PySpark: Create New Column And Give similar value for each row with similar values of Other Columns-CodePudding

Imagine having the following spark dataframe

 --- ---- ---- 
| Id|A_rk|B_rk|
 --- ---- ---- 
|  a|   5|   4|
|  b|   7|   7|
|  c|   5|   4|
|  d|   1|   0|
 --- ---- ----

I want to create a column called Pair that takes the value of B_rk if two rows have the same values for A_rk and B_rk and the value of 0 if there is no match. The result would be:

 --- ---- ---- ---- 
| Id|A_rk|B_rk|Pair|
 --- ---- ---- ---- 
|  a|   5|   4|   4|
|  b|   7|   7|   0|
|  c|   5|   4|   4|
|  d|   1|   0|   0|
 --- ---- ---- ----

I had a successful attempt with pandas using for loops. But I want to use spark for better performance.
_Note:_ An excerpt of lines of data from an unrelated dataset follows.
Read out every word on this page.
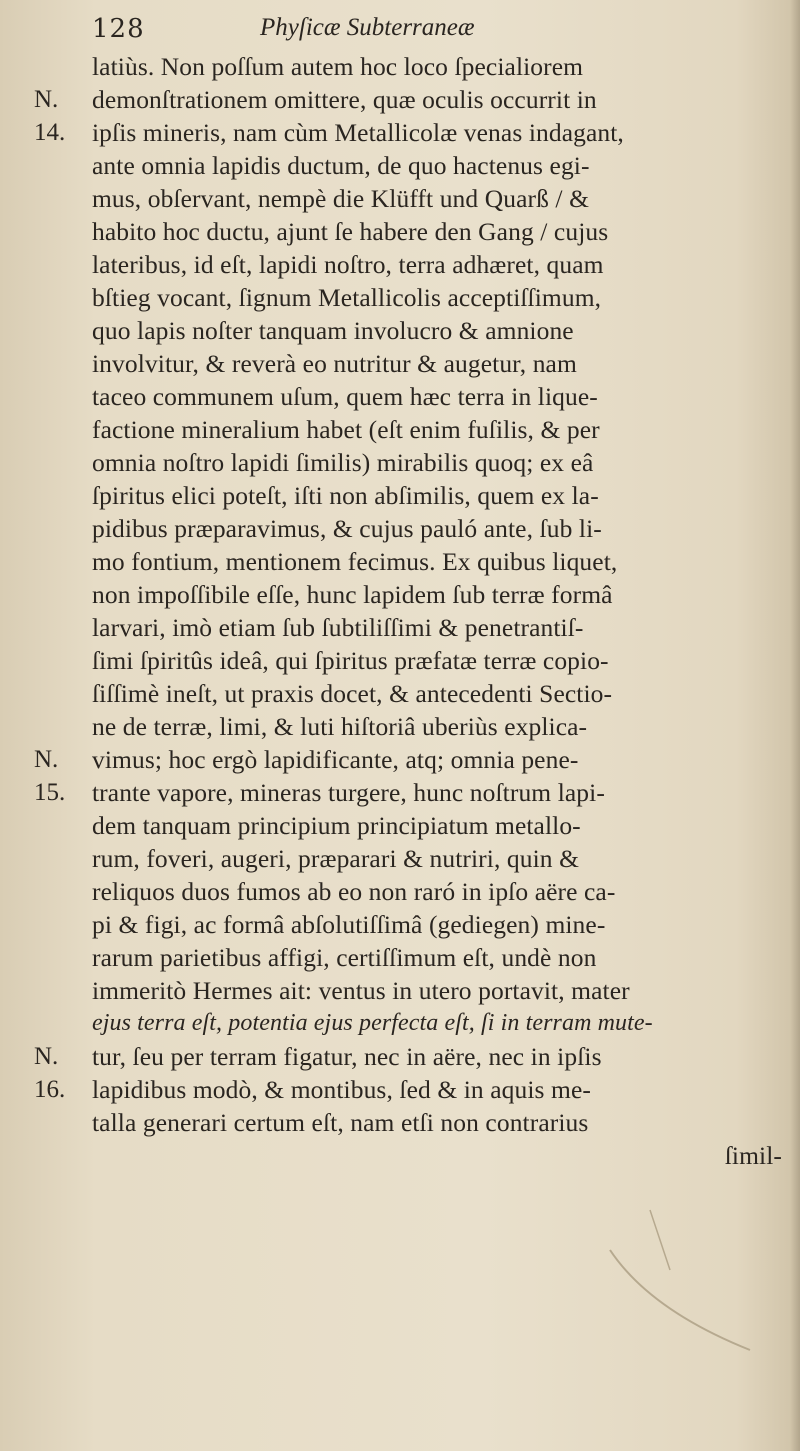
128	Phyſicæ Subterraneæ
N.
14.
N.
15.
N.
16.
latiùs. Non poſſum autem hoc loco ſpecialiorem
demonſtrationem omittere, quæ oculis occurrit in
ipſis mineris, nam cùm Metallicolæ venas indagant,
ante omnia lapidis ductum, de quo hactenus egi-
mus, obſervant, nempè die Klüfft und Quarß / &
habito hoc ductu, ajunt ſe habere den Gang / cujus
lateribus, id eſt, lapidi noſtro, terra adhæret, quam
bſtieg vocant, ſignum Metallicolis acceptiſſimum,
quo lapis noſter tanquam involucro & amnione
involvitur, & reverà eo nutritur & augetur, nam
taceo communem uſum, quem hæc terra in lique-
factione mineralium habet (eſt enim fuſilis, & per
omnia noſtro lapidi ſimilis) mirabilis quoq; ex eâ
ſpiritus elici poteſt, iſti non abſimilis, quem ex la-
pidibus præparavimus, & cujus pauló ante, ſub li-
mo fontium, mentionem fecimus. Ex quibus liquet,
non impoſſibile eſſe, hunc lapidem ſub terræ formâ
larvari, imò etiam ſub ſubtiliſſimi & penetrantiſ-
ſimi ſpiritûs ideâ, qui ſpiritus præfatæ terræ copio-
ſiſſimè ineſt, ut praxis docet, & antecedenti Sectio-
ne de terræ, limi, & luti hiſtoriâ uberiùs explica-
vimus; hoc ergò lapidificante, atq; omnia pene-
trante vapore, mineras turgere, hunc noſtrum lapi-
dem tanquam principium principiatum metallo-
rum, foveri, augeri, præparari & nutriri, quin &
reliquos duos fumos ab eo non raró in ipſo aëre ca-
pi & figi, ac formâ abſolutiſſimâ (gediegen) mine-
rarum parietibus affigi, certiſſimum eſt, undè non
immeritò Hermes ait: ventus in utero portavit, mater
ejus terra eſt, potentia ejus perfecta eſt, ſi in terram mute-
tur, ſeu per terram figatur, nec in aëre, nec in ipſis
lapidibus modò, & montibus, ſed & in aquis me-
talla generari certum eſt, nam etſi non contrarius
ſimil-
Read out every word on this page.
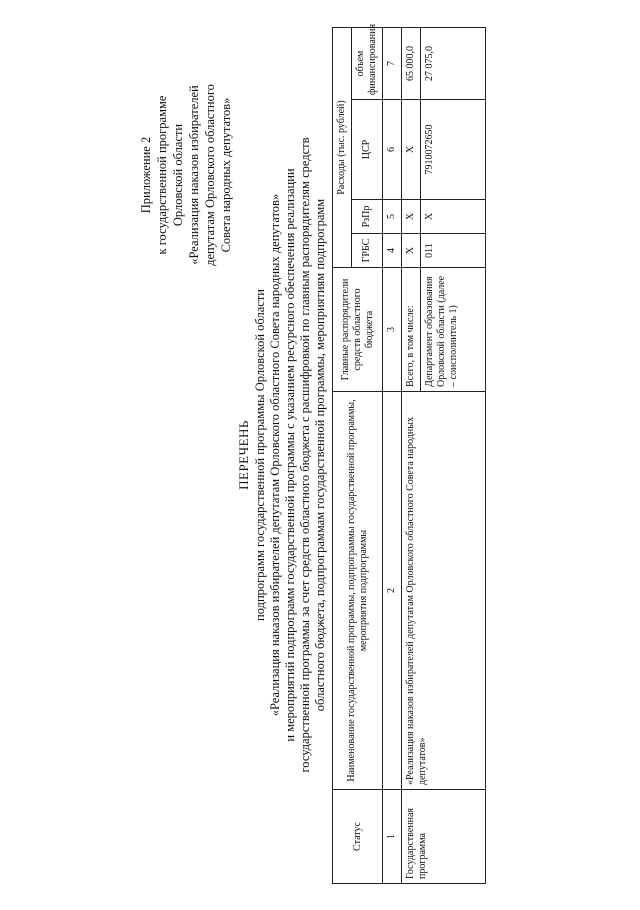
Приложение 2 к государственной программе Орловской области «Реализация наказов избирателей депутатам Орловского областного Совета народных депутатов»
ПЕРЕЧЕНЬ подпрограмм государственной программы Орловской области «Реализация наказов избирателей депутатам Орловского областного Совета народных депутатов» и мероприятий подпрограмм государственной программы с указанием ресурсного обеспечения реализации государственной программы за счет средств областного бюджета с расшифровкой по главным распорядителям средств областного бюджета, подпрограммам государственной программы, мероприятиям подпрограмм
Статус	Наименование государственной программы, подпрограммы государственной программы, мероприятия подпрограммы	Главные распорядители средств областного бюджета	Расходы (тыс. рублей)			
			ГРБС	РзПр	ЦСР	объем финансирования
1	2	3	4	5	6	7
Государственная программа	«Реализация наказов избирателей депутатам Орловского областного Совета народных депутатов»	Всего, в том числе:	Х	Х	Х	65 000,0
		Департамент образования Орловской области (далее – соисполнитель 1)	011	Х	7910072650	27 075,0
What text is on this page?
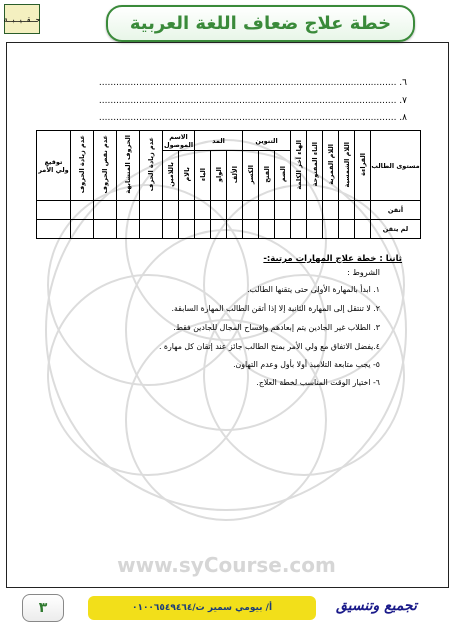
حــقــيــبــة	خطة علاج ضعاف اللغة العربية
٦. ........................................................................................................
٧. ........................................................................................................
٨. ........................................................................................................
مستوى الطالب	القراءة	اللام الشمسية	اللام القمرية	التاء المفتوحة	الهاء آخر الكلمة	التنوين			المد			الاسم الموصول		عدم زيادة الحرف	الحروف المتشابهة	عدم نقص الحروف	عدم زيادة الحروف	توقيع ولي الأمر
						الضم	الفتح	الكسر	الألف	الواو	الياء	بالام	باللامين					
أتقن																		
لم يتقن																		
ثانيا : خطة علاج المهارات مرتبة:-
الشروط :
١. ابدأ بالمهارة الأولى حتى يتقنها الطالب.
٢. لا تنتقل إلى المهارة الثانية إلا إذا أتقن الطالب المهارة السابقة.
٣. الطلاب غير الجادين يتم إبعادهم وإفساح المجال للجادين فقط.
٤.يفضل الاتفاق مع ولي الأمر بمنح الطالب جائز عند إتقان كل مهارة .
٥- يجب متابعة التلاميذ أولا بأول وعدم التهاون.
٦- اختيار الوقت المناسب لخطة العلاج.
www.syCourse.com
٣	أ/ بيومي سمير ت/٠١٠٠٦٥٤٩٤٦٤	تجميع وتنسيق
CodePudding user response：

1.4 million rows is still fine with pandas.

data = [(randint(0, 1000000), randint(0, 100000)) for _ in range(1400000)]
df = pd.DataFrame(data, columns=['A_rk', 'B_rk'])

df['cnt'] = df.groupby(['A_rk', 'B_rk']).transform('size')
df.loc[df.cnt > 1, 'Pair'] = df.B_rk. # or df.cnt == 2 if you only count pair (2 rows exact).
df['Pair'] = df.Pair.fillna(0).astype(int)
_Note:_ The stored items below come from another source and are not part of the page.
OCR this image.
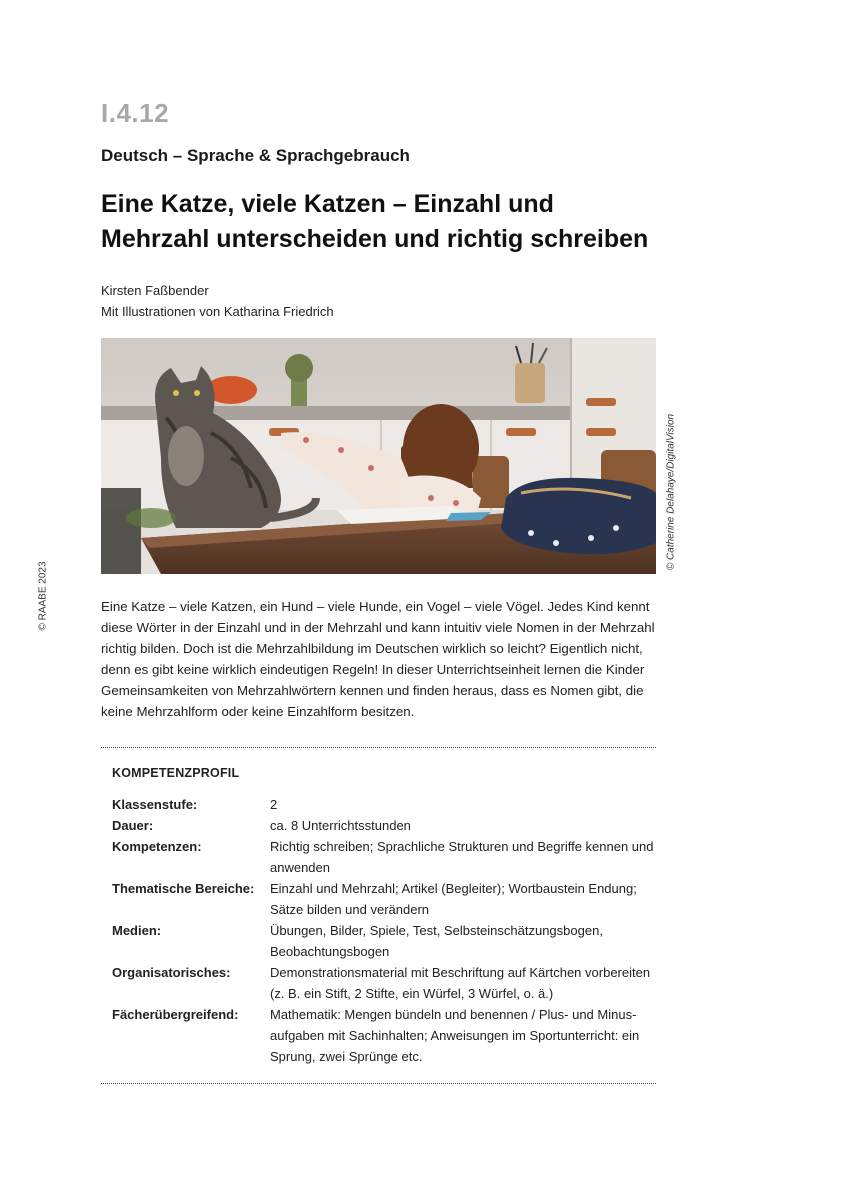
I.4.12
Deutsch – Sprache & Sprachgebrauch
Eine Katze, viele Katzen – Einzahl und
Mehrzahl unterscheiden und richtig schreiben
Kirsten Faßbender
Mit Illustrationen von Katharina Friedrich
© RAABE 2023
© Catherine Delahaye/DigitalVision
Eine Katze – viele Katzen, ein Hund – viele Hunde, ein Vogel – viele Vögel. Jedes Kind kennt diese Wörter in der Einzahl und in der Mehrzahl und kann intuitiv viele Nomen in der Mehrzahl richtig bilden. Doch ist die Mehrzahlbildung im Deutschen wirklich so leicht? Eigentlich nicht, denn es gibt keine wirklich eindeutigen Regeln! In dieser Unterrichtseinheit lernen die Kinder Gemeinsamkeiten von Mehrzahlwörtern kennen und finden heraus, dass es Nomen gibt, die keine Mehrzahlform oder keine Einzahlform besitzen.
KOMPETENZPROFIL
Klassenstufe:	2
Dauer:	ca. 8 Unterrichtsstunden
Kompetenzen:	Richtig schreiben; Sprachliche Strukturen und Begriffe kennen und anwenden
Thematische Bereiche:	Einzahl und Mehrzahl; Artikel (Begleiter); Wortbaustein Endung; Sätze bilden und verändern
Medien:	Übungen, Bilder, Spiele, Test, Selbsteinschätzungsbogen, Beobachtungsbogen
Organisatorisches:	Demonstrationsmaterial mit Beschriftung auf Kärtchen vorbereiten (z. B. ein Stift, 2 Stifte, ein Würfel, 3 Würfel, o. ä.)
Fächerübergreifend:	Mathematik: Mengen bündeln und benennen / Plus- und Minus-aufgaben mit Sachinhalten; Anweisungen im Sportunterricht: ein Sprung, zwei Sprünge etc.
I just ran this with 1.4 million rows and ran in less than a second.

389 ms ± 4.77 ms per loop (mean ± std. dev. of 7 runs, 1 loop each)

Pyspark solution:

from pyspark.sql import Window
from pyspark.sql import functions as F
w = Window.partitionBy('A_rk', 'B_rk')
df = (df.withColumn('cnt', F.count('A_rk').over(w))
      .withColumn('Pair', F.when(F.col('cnt') > 1, F.col('B_rk')).otherwise(F.lit(0))))